Bardzo dużo narzędzi produkujemy na zamówienie. W tej chwili okres realizacji zamówień specjalnych to 6 tygodni, jednak naszym celem jest maksymalne skracanie terminów ich realizacji – postawiliśmy sobie zadanie, żeby każde narzędzie specjalne wyprodukować w maksimum 3 tygodnie. Stąd inwestycje w infrastrukturę i park maszynowy. Mamy także ścieżkę ekspresową, w ramach której realizowane są niektóre zamówienia, i te jesteśmy w stanie wykonać w terminie od 3 do 7 dni. Jednak narzędzia te są sporo droższe, gdyż wdrożenie ich wytwarzania powoduje spore zaburzenia w cyklu produkcyjnym.

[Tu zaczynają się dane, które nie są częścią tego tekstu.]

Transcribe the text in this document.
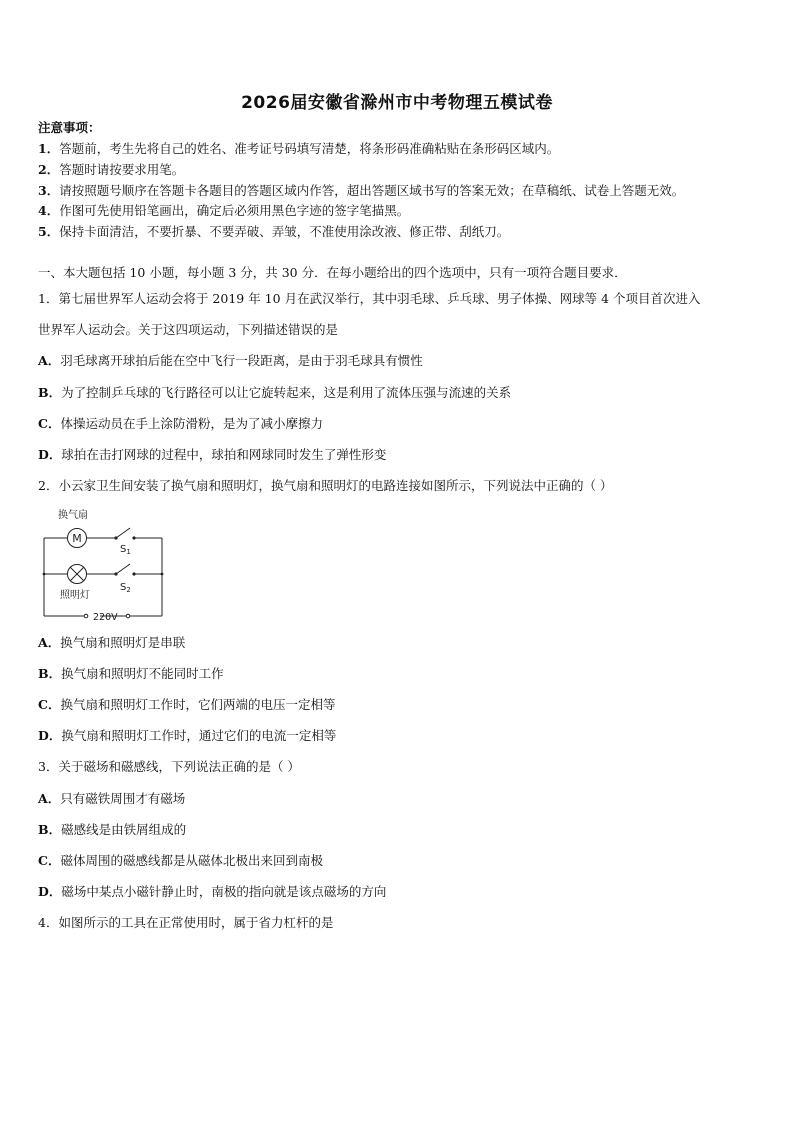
2026届安徽省滁州市中考物理五模试卷
注意事项：
1．答题前，考生先将自己的姓名、准考证号码填写清楚，将条形码准确粘贴在条形码区域内。
2．答题时请按要求用笔。
3．请按照题号顺序在答题卡各题目的答题区域内作答，超出答题区域书写的答案无效；在草稿纸、试卷上答题无效。
4．作图可先使用铅笔画出，确定后必须用黑色字迹的签字笔描黑。
5．保持卡面清洁，不要折暴、不要弄破、弄皱，不准使用涂改液、修正带、刮纸刀。
一、本大题包括 10 小题，每小题 3 分，共 30 分．在每小题给出的四个选项中，只有一项符合题目要求．
1．第七届世界军人运动会将于 2019 年 10 月在武汉举行，其中羽毛球、乒乓球、男子体操、网球等 4 个项目首次进入
世界军人运动会。关于这四项运动，下列描述错误的是
A．羽毛球离开球拍后能在空中飞行一段距离，是由于羽毛球具有惯性
B．为了控制乒乓球的飞行路径可以让它旋转起来，这是利用了流体压强与流速的关系
C．体操运动员在手上涂防滑粉，是为了减小摩擦力
D．球拍在击打网球的过程中，球拍和网球同时发生了弹性形变
2．小云家卫生间安装了换气扇和照明灯，换气扇和照明灯的电路连接如图所示，下列说法中正确的（ ）
换气扇
M
$S_1$
$S_2$
照明灯
220V
A．换气扇和照明灯是串联
B．换气扇和照明灯不能同时工作
C．换气扇和照明灯工作时，它们两端的电压一定相等
D．换气扇和照明灯工作时，通过它们的电流一定相等
3．关于磁场和磁感线，下列说法正确的是（ ）
A．只有磁铁周围才有磁场
B．磁感线是由铁屑组成的
C．磁体周围的磁感线都是从磁体北极出来回到南极
D．磁场中某点小磁针静止时，南极的指向就是该点磁场的方向
4．如图所示的工具在正常使用时，属于省力杠杆的是
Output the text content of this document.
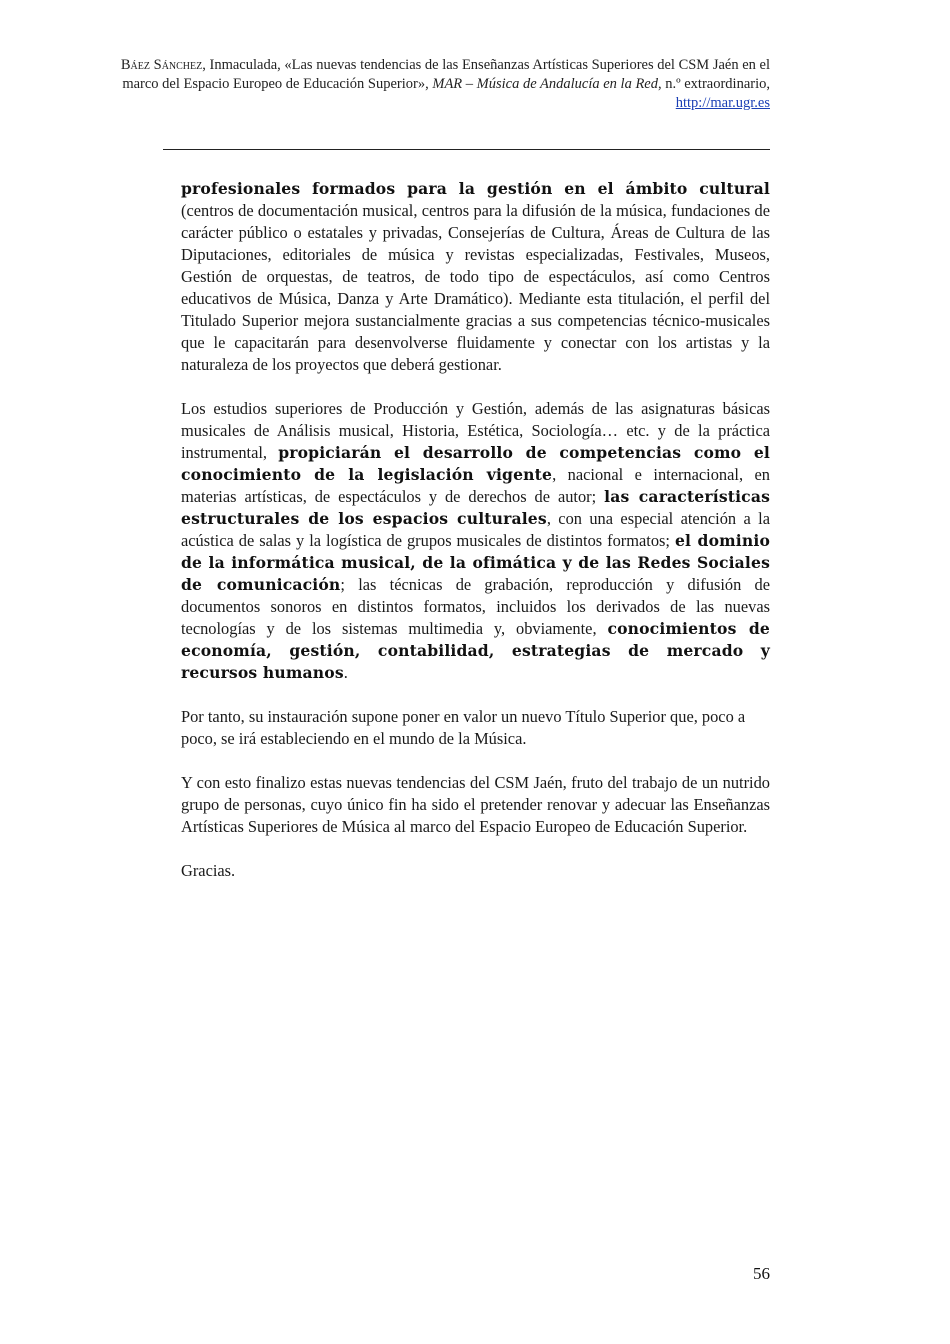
Báez Sánchez, Inmaculada, «Las nuevas tendencias de las Enseñanzas Artísticas Superiores del CSM Jaén en el marco del Espacio Europeo de Educación Superior», MAR – Música de Andalucía en la Red, n.º extraordinario, http://mar.ugr.es

profesionales formados para la gestión en el ámbito cultural (centros de documentación musical, centros para la difusión de la música, fundaciones de carácter público o estatales y privadas, Consejerías de Cultura, Áreas de Cultura de las Diputaciones, editoriales de música y revistas especializadas, Festivales, Museos, Gestión de orquestas, de teatros, de todo tipo de espectáculos, así como Centros educativos de Música, Danza y Arte Dramático). Mediante esta titulación, el perfil del Titulado Superior mejora sustancialmente gracias a sus competencias técnico-musicales que le capacitarán para desenvolverse fluidamente y conectar con los artistas y la naturaleza de los proyectos que deberá gestionar.

Los estudios superiores de Producción y Gestión, además de las asignaturas básicas musicales de Análisis musical, Historia, Estética, Sociología… etc. y de la práctica instrumental, propiciarán el desarrollo de competencias como el conocimiento de la legislación vigente, nacional e internacional, en materias artísticas, de espectáculos y de derechos de autor; las características estructurales de los espacios culturales, con una especial atención a la acústica de salas y la logística de grupos musicales de distintos formatos; el dominio de la informática musical, de la ofimática y de las Redes Sociales de comunicación; las técnicas de grabación, reproducción y difusión de documentos sonoros en distintos formatos, incluidos los derivados de las nuevas tecnologías y de los sistemas multimedia y, obviamente, conocimientos de economía, gestión, contabilidad, estrategias de mercado y recursos humanos.

Por tanto, su instauración supone poner en valor un nuevo Título Superior que, poco a poco, se irá estableciendo en el mundo de la Música.

Y con esto finalizo estas nuevas tendencias del CSM Jaén, fruto del trabajo de un nutrido grupo de personas, cuyo único fin ha sido el pretender renovar y adecuar las Enseñanzas Artísticas Superiores de Música al marco del Espacio Europeo de Educación Superior.

Gracias.

56
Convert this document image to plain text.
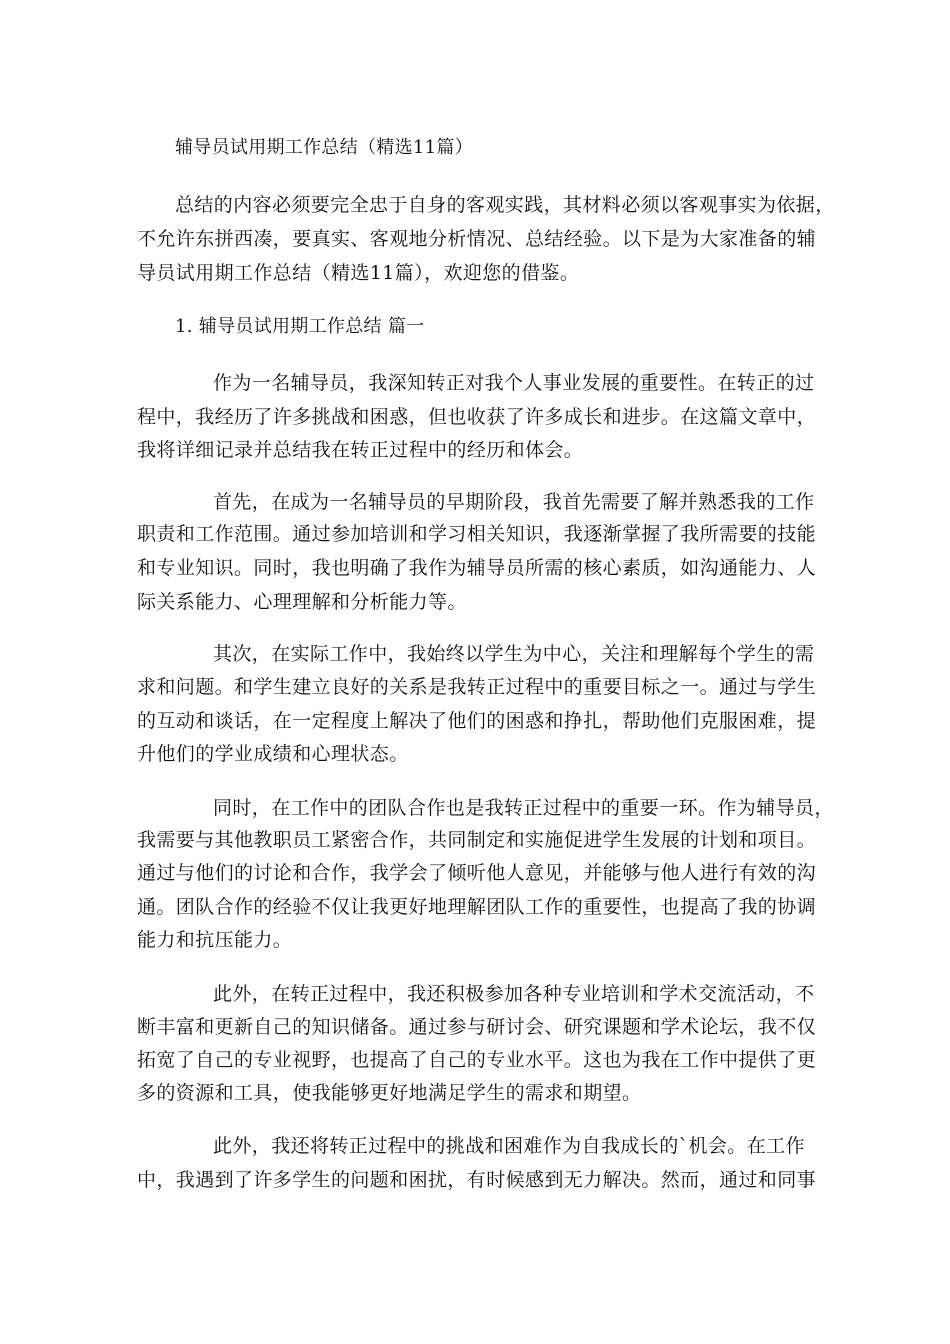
辅导员试用期工作总结（精选11篇）
总结的内容必须要完全忠于自身的客观实践，其材料必须以客观事实为依据，
不允许东拼西凑，要真实、客观地分析情况、总结经验。以下是为大家准备的辅
导员试用期工作总结（精选11篇），欢迎您的借鉴。
1. 辅导员试用期工作总结 篇一
作为一名辅导员，我深知转正对我个人事业发展的重要性。在转正的过
程中，我经历了许多挑战和困惑，但也收获了许多成长和进步。在这篇文章中，
我将详细记录并总结我在转正过程中的经历和体会。
首先，在成为一名辅导员的早期阶段，我首先需要了解并熟悉我的工作
职责和工作范围。通过参加培训和学习相关知识，我逐渐掌握了我所需要的技能
和专业知识。同时，我也明确了我作为辅导员所需的核心素质，如沟通能力、人
际关系能力、心理理解和分析能力等。
其次，在实际工作中，我始终以学生为中心，关注和理解每个学生的需
求和问题。和学生建立良好的关系是我转正过程中的重要目标之一。通过与学生
的互动和谈话，在一定程度上解决了他们的困惑和挣扎，帮助他们克服困难，提
升他们的学业成绩和心理状态。
同时，在工作中的团队合作也是我转正过程中的重要一环。作为辅导员，
我需要与其他教职员工紧密合作，共同制定和实施促进学生发展的计划和项目。
通过与他们的讨论和合作，我学会了倾听他人意见，并能够与他人进行有效的沟
通。团队合作的经验不仅让我更好地理解团队工作的重要性，也提高了我的协调
能力和抗压能力。
此外，在转正过程中，我还积极参加各种专业培训和学术交流活动，不
断丰富和更新自己的知识储备。通过参与研讨会、研究课题和学术论坛，我不仅
拓宽了自己的专业视野，也提高了自己的专业水平。这也为我在工作中提供了更
多的资源和工具，使我能够更好地满足学生的需求和期望。
此外，我还将转正过程中的挑战和困难作为自我成长的`机会。在工作
中，我遇到了许多学生的问题和困扰，有时候感到无力解决。然而，通过和同事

Jak została zorganizowana dystrybucja w firmie Fanar?
Prawie 70 proc. naszej produkcji jest kierowane na rynek krajowy. Resztę stanowi eksport. Jednak w ciągu najbliższych kilku lat chcielibyśmy wyrównać te proporcje. Jeśli chodzi o dystrybucję na rynku polskim, to w 80 proc. jest ona realizowana przez sieć autoryzowanych dystrybutorów. Są to firmy, z którymi współpracujemy od wielu lat, sprawdzone i lojalne. Kiedyś współpracowaliśmy z większą liczbą partnerów handlowych, ale w pewnym momencie doszedłem do wniosku, że żeby handel narzędziami marki Fanar był atrakcyjny dla wszystkich, to musi zostać ograniczona liczba dystrybutorów. Dzięki temu zarabiają oni realne pieniądze, mają odpowiednie zapasy na półce i pracowników przygotowanych do ich sprzedaży. Pozostałe 20 proc. sprzedaży krajowej realizujemy bezpośrednio do firm wysokich technologii, takich jak koncerny motoryzacyjne czy lotnicze – zatem tam, gdzie ze względu na przepływ technologii nasi klienci wymagają współpracy bezpośrednio z producentem, a nie z dystrybutorem. Mamy 6 doradców technicznych, którzy opiekują się dystrybutorami w poszczególnych regionach, a także przeprowadzają wdrożenia bezpośrednie w przemyśle wysokich technologii.
Ponad 30 proc. naszych obrotów realizujemy w wyniku współpracy z rynkami zagranicznymi. W tej chwili rozwijamy sprzedaż na rynki wschodnie: do Litwy, Łotwy, Białorusi, Ukrainy i Rosji. Szczególnie starannie budujemy sieć dystrybucyjną w Rosji, gdzie w tej chwili mamy 4 dystrybutorów. To jest rynek niedojrzały, który przypomina Polskę w latach 90. Dlatego dużo siły i środków kładziemy na rozwój na rynku rosyjskim, bo to, co uda nam się zdobyć przez najbliższe

3-4 lata, będzie decydowało o naszej pozycji w tym kraju w latach przyszłych. Poza tym od lat mamy bardzo dużego dystrybutora w Turcji, dzięki któremu szybko rozwija się sprzedaż naszych narzędzi do Iranu i Indii. Sporo eksportujemy też na rynki Północnej i Południowej Ameryki. Dotyczy to głównie narzynek wytwarzanych według amerykańskich norm, w produkcji których wyspecjalizowaliśmy się.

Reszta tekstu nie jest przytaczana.